A Chief Financial Officer or a Financial Director (FD) is responsible for the entire financial function within a business or organisation. Often referred to as a CEO’s righthand man/woman, they are always looking into the future and driving the business forward.
What’s the benefit to a fractional CFO, and how do I know if I need a FT or PT one?
It is recognised that 99% of businesses in the UK with a turnover below £50m, do not require a full-time Finance Director to achieve their strategic goals. Often full time CFO’s within these businesses find themselves doing non-CFO work (finance control work, IT, HR). This is hugely costly to the business. A fractional CFO allows a business or organisation maximum benefits to a business without the costs of a full time CFO. It’s a very cost-efficient way of accessing a superstar CFO without the full time cost. The savings to a business can be enormous (>£100k pa) If you think hiring a superstar fraction CFO is expensive, try hiring an average full time and seeing the value difference…
What’s the difference between a fractional, part-time CFO, interim, external, outsourced FD?
They’re all the same!
When should a company hire a fractional CFO? How do I know if we’re ready?
As soon as possible! We help businesses at all stages, whether that’s a pre-revenue startup, rapid growth, scaling up, cash-flow issues, to successful exit. We have highly successful CFO’s who have stellar backgrounds at all these stages waiting to help.
Can they help raise significant funding and or investment for the business?
Yes, they have a unique approach around building a proposition for a funder and taking the funding project right through to conclusion.

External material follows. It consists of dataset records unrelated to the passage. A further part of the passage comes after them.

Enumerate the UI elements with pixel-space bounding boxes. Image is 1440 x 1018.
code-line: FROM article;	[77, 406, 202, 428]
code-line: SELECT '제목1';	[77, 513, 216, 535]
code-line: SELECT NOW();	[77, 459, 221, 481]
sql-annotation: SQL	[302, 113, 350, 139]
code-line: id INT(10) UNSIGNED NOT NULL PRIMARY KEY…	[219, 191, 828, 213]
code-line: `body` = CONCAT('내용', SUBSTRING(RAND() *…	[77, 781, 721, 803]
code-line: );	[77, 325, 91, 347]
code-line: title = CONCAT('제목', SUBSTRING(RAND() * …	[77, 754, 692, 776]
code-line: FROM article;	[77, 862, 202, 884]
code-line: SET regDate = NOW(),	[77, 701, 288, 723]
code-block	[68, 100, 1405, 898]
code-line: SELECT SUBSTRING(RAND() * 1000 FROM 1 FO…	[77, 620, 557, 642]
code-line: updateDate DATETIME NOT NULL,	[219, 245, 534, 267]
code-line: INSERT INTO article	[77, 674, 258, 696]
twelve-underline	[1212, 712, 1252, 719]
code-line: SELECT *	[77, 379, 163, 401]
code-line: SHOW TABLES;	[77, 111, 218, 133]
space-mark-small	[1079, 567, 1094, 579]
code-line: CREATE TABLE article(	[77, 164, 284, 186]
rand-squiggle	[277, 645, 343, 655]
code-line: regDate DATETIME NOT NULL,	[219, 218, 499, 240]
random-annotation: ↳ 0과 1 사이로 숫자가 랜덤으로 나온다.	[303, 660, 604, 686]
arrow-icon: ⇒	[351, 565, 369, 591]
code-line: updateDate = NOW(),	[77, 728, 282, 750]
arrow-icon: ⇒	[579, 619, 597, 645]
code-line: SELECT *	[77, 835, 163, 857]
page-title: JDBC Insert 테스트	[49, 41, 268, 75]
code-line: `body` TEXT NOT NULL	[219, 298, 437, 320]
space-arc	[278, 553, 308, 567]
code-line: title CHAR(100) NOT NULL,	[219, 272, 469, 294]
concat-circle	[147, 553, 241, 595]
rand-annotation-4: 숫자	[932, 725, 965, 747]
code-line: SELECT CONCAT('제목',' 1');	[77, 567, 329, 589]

Can a fractional CFO help with scaling?
Yes, they will be advising on every element of the business that can be strengthened to grow the business.
Can a fractional CFO help with exiting/sale?
Yes, typically a CFO will stay with the business right through the whole process, concluding when the money is in the back. To ensure continuity they can also stay on under the new ownership.
Will the CFO’s be qualified?
Yes.
Do they work remotely or in our offices?
They can be flexible as to your needs, working either in the offices or at home or a combination of both.
Do they typically attend board meetings?
Yes, they usually attend, and quite often chair or lead the meeting.
Can a CFO help bring AI automation into the finance team/throughout the business?
Yes, our leaders will be working to ensure the most efficient technology systems are running throughout the business.